But no such thing happened. The only member of the household whom he encountered was Montagu Falconer himself. He swung suddenly out of a side road, walking at his usual frantic pace, and, looking straight through Philip, whom he entirely failed to recognise, shot past him and was gone. But nothing further happened, and our knight, after lingering until dusk, pedalled home unrewarded by a glimpse of his Lady.
The second visit was paid two years later. This time Philip arrived at Hampstead by Tube, and walked boldly up to the Heath, big with resolution. He had decided to ring the bell like a real afternoon caller and enquire if Mrs. Falconer were at home.
As he drew near the house his footsteps faltered. Young women may wonder why, but the young man who still remembers the agony of his first formal call will not.
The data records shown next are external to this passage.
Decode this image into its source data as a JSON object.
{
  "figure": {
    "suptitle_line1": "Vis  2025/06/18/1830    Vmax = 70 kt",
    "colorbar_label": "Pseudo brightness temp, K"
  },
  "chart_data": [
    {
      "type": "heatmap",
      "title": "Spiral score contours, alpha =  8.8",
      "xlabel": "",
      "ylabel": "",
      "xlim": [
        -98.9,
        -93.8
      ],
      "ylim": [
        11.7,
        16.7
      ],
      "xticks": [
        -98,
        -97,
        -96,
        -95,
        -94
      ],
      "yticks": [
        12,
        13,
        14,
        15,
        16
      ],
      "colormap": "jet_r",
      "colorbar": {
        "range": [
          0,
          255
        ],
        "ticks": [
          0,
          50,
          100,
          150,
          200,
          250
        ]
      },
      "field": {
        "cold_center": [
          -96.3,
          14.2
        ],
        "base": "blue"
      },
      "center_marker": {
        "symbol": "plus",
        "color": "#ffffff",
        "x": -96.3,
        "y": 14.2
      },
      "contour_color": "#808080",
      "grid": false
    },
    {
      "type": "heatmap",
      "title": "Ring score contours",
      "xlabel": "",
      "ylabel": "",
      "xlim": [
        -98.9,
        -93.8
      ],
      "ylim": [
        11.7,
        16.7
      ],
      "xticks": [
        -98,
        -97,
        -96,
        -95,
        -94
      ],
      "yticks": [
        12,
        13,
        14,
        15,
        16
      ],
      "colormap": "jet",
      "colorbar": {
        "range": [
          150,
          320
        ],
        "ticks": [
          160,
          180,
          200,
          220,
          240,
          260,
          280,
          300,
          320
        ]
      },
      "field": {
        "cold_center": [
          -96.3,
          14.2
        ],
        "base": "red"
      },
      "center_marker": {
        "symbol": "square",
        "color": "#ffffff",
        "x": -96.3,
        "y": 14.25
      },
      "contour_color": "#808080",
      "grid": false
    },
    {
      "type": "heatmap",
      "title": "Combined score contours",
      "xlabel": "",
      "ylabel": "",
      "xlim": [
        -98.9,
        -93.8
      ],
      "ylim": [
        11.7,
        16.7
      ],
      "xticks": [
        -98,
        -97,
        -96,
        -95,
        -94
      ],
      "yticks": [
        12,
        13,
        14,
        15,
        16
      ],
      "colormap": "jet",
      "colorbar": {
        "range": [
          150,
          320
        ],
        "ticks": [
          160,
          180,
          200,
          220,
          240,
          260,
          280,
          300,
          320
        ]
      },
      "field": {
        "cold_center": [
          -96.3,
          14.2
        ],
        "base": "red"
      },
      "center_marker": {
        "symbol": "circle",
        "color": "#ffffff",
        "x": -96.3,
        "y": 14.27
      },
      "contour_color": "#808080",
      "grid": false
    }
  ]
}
But Philip walked on resolutely.
Finally he arrived at the house of his Lady. It was shuttered and silent. The garden was weedy and the lawn unshaven. Beside the gate a staring board said:—
TO LET
CHAPTER XV
OMEGA, CERTAINLY NOT!
Miss Sylvia Mablethorpe—"also known to the police," to quote her unfeeling papa, as Dumpling, Dumps, Daniel Lambert, and the Tichborne Claimant—sat upon the high wall which enclosed the demesne of Red Gables, gazing comfortably up and down the long white road. In her lap lay cherries, in her hand a novel. It was a hot summer afternoon. She had exchanged greetings with the local policeman, various school-children, and the curate, all of whom had passed by upon their several errands within the last half-hour. For the moment the road was clear, and Dumps had leisure to resume the pursuit of literature.
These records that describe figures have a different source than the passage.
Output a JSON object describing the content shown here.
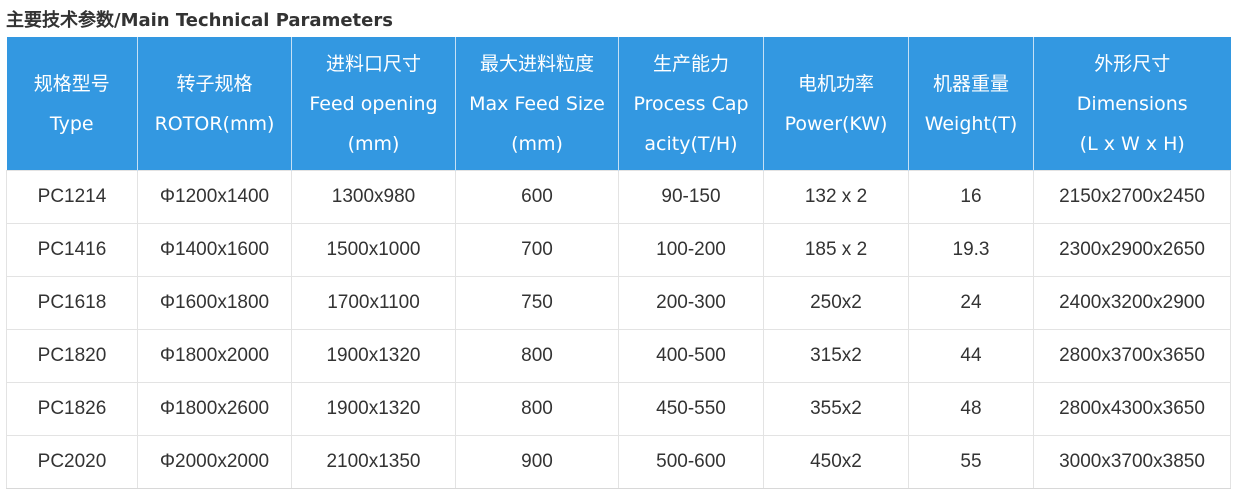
{
  "page": {
    "heading": "主要技术参数/Main Technical Parameters"
  },
  "table": {
    "headers": [
      {
        "lines": [
          "规格型号",
          "Type"
        ]
      },
      {
        "lines": [
          "转子规格",
          "ROTOR(mm)"
        ]
      },
      {
        "lines": [
          "进料口尺寸",
          "Feed opening",
          "(mm)"
        ]
      },
      {
        "lines": [
          "最大进料粒度",
          "Max Feed Size",
          "(mm)"
        ]
      },
      {
        "lines": [
          "生产能力",
          "Process Cap",
          "acity(T/H)"
        ]
      },
      {
        "lines": [
          "电机功率",
          "Power(KW)"
        ]
      },
      {
        "lines": [
          "机器重量",
          "Weight(T)"
        ]
      },
      {
        "lines": [
          "外形尺寸",
          "Dimensions",
          "(L x W x H)"
        ]
      }
    ],
    "rows": [
      [
        "PC1214",
        "Φ1200x1400",
        "1300x980",
        "600",
        "90-150",
        "132 x 2",
        "16",
        "2150x2700x2450"
      ],
      [
        "PC1416",
        "Φ1400x1600",
        "1500x1000",
        "700",
        "100-200",
        "185 x 2",
        "19.3",
        "2300x2900x2650"
      ],
      [
        "PC1618",
        "Φ1600x1800",
        "1700x1100",
        "750",
        "200-300",
        "250x2",
        "24",
        "2400x3200x2900"
      ],
      [
        "PC1820",
        "Φ1800x2000",
        "1900x1320",
        "800",
        "400-500",
        "315x2",
        "44",
        "2800x3700x3650"
      ],
      [
        "PC1826",
        "Φ1800x2600",
        "1900x1320",
        "800",
        "450-550",
        "355x2",
        "48",
        "2800x4300x3650"
      ],
      [
        "PC2020",
        "Φ2000x2000",
        "2100x1350",
        "900",
        "500-600",
        "450x2",
        "55",
        "3000x3700x3850"
      ]
    ]
  },
  "colors": {
    "header_background": "#3398e1",
    "header_text": "#ffffff",
    "body_text": "#333333",
    "grid_line": "#e3e3e3"
  }
}
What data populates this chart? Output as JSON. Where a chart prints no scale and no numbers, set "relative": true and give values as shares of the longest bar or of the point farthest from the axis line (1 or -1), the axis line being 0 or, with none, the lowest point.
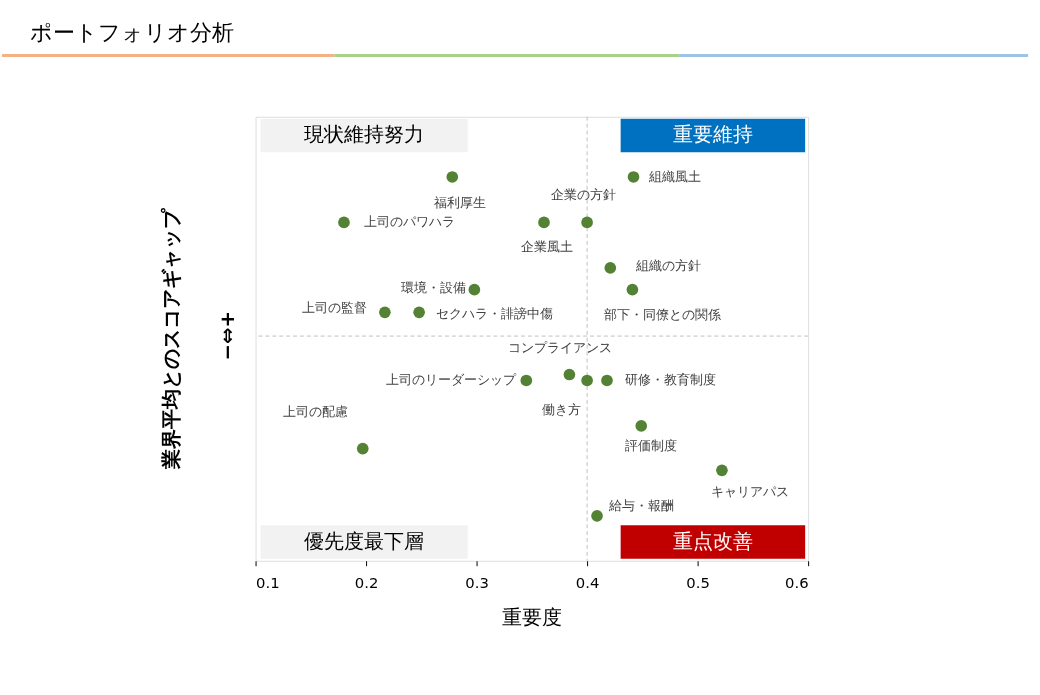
{
  "chart_data": {
    "type": "scatter",
    "title": "ポートフォリオ分析",
    "xlabel": "重要度",
    "ylabel": "業界平均とのスコアギャップ",
    "relative": true,
    "xlim": [
      0.1,
      0.6
    ],
    "xticks": [
      0.1,
      0.2,
      0.3,
      0.4,
      0.5,
      0.6
    ],
    "grid": false,
    "marker": "circle",
    "series": [
      {
        "color": "#548235",
        "x": [
          0.278,
          0.18,
          0.361,
          0.4,
          0.442,
          0.421,
          0.298,
          0.441,
          0.217,
          0.248,
          0.345,
          0.384,
          0.4,
          0.418,
          0.197,
          0.449,
          0.522,
          0.409
        ],
        "values": [
          0.885,
          0.632,
          0.632,
          0.632,
          0.885,
          0.379,
          0.258,
          0.258,
          0.132,
          0.132,
          -0.247,
          -0.214,
          -0.247,
          -0.247,
          -0.626,
          -0.5,
          -0.747,
          -1.0
        ]
      }
    ],
    "ref_lines": [
      {
        "axis": "x",
        "value": 0.4,
        "line_style": "dashed",
        "color": "#bfbfbf"
      },
      {
        "axis": "y",
        "value": 0,
        "line_style": "dashed",
        "color": "#bfbfbf"
      }
    ],
    "annotations": [
      "現状維持努力",
      "重要維持",
      "優先度最下層",
      "重点改善",
      "−⇔+",
      {
        "text": "福利厚生",
        "x": 0.278,
        "y": 0.885
      },
      {
        "text": "上司のパワハラ",
        "x": 0.18,
        "y": 0.632
      },
      {
        "text": "企業風土",
        "x": 0.361,
        "y": 0.632
      },
      {
        "text": "企業の方針",
        "x": 0.4,
        "y": 0.632
      },
      {
        "text": "組織風土",
        "x": 0.442,
        "y": 0.885
      },
      {
        "text": "組織の方針",
        "x": 0.421,
        "y": 0.379
      },
      {
        "text": "環境・設備",
        "x": 0.298,
        "y": 0.258
      },
      {
        "text": "部下・同僚との関係",
        "x": 0.441,
        "y": 0.258
      },
      {
        "text": "上司の監督",
        "x": 0.217,
        "y": 0.132
      },
      {
        "text": "セクハラ・誹謗中傷",
        "x": 0.248,
        "y": 0.132
      },
      {
        "text": "上司のリーダーシップ",
        "x": 0.345,
        "y": -0.247
      },
      {
        "text": "コンプライアンス",
        "x": 0.384,
        "y": -0.214
      },
      {
        "text": "働き方",
        "x": 0.4,
        "y": -0.247
      },
      {
        "text": "研修・教育制度",
        "x": 0.418,
        "y": -0.247
      },
      {
        "text": "上司の配慮",
        "x": 0.197,
        "y": -0.626
      },
      {
        "text": "評価制度",
        "x": 0.449,
        "y": -0.5
      },
      {
        "text": "キャリアパス",
        "x": 0.522,
        "y": -0.747
      },
      {
        "text": "給与・報酬",
        "x": 0.409,
        "y": -1.0
      }
    ]
  }
}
But she had barely covered half a page when there fell upon her ears the sound of a horse's hoofs. Dumps, however, did not raise her eyes from the not very interesting volume before her, though it may be noted that she had looked up readily enough upon the advent of the curate, the policeman, and the school-children. All of which was a sign that Dumps was growing up. Indeed, she had left school a month ago, and was to go abroad in a few weeks to undergo that mysterious feminine process known as "finishing."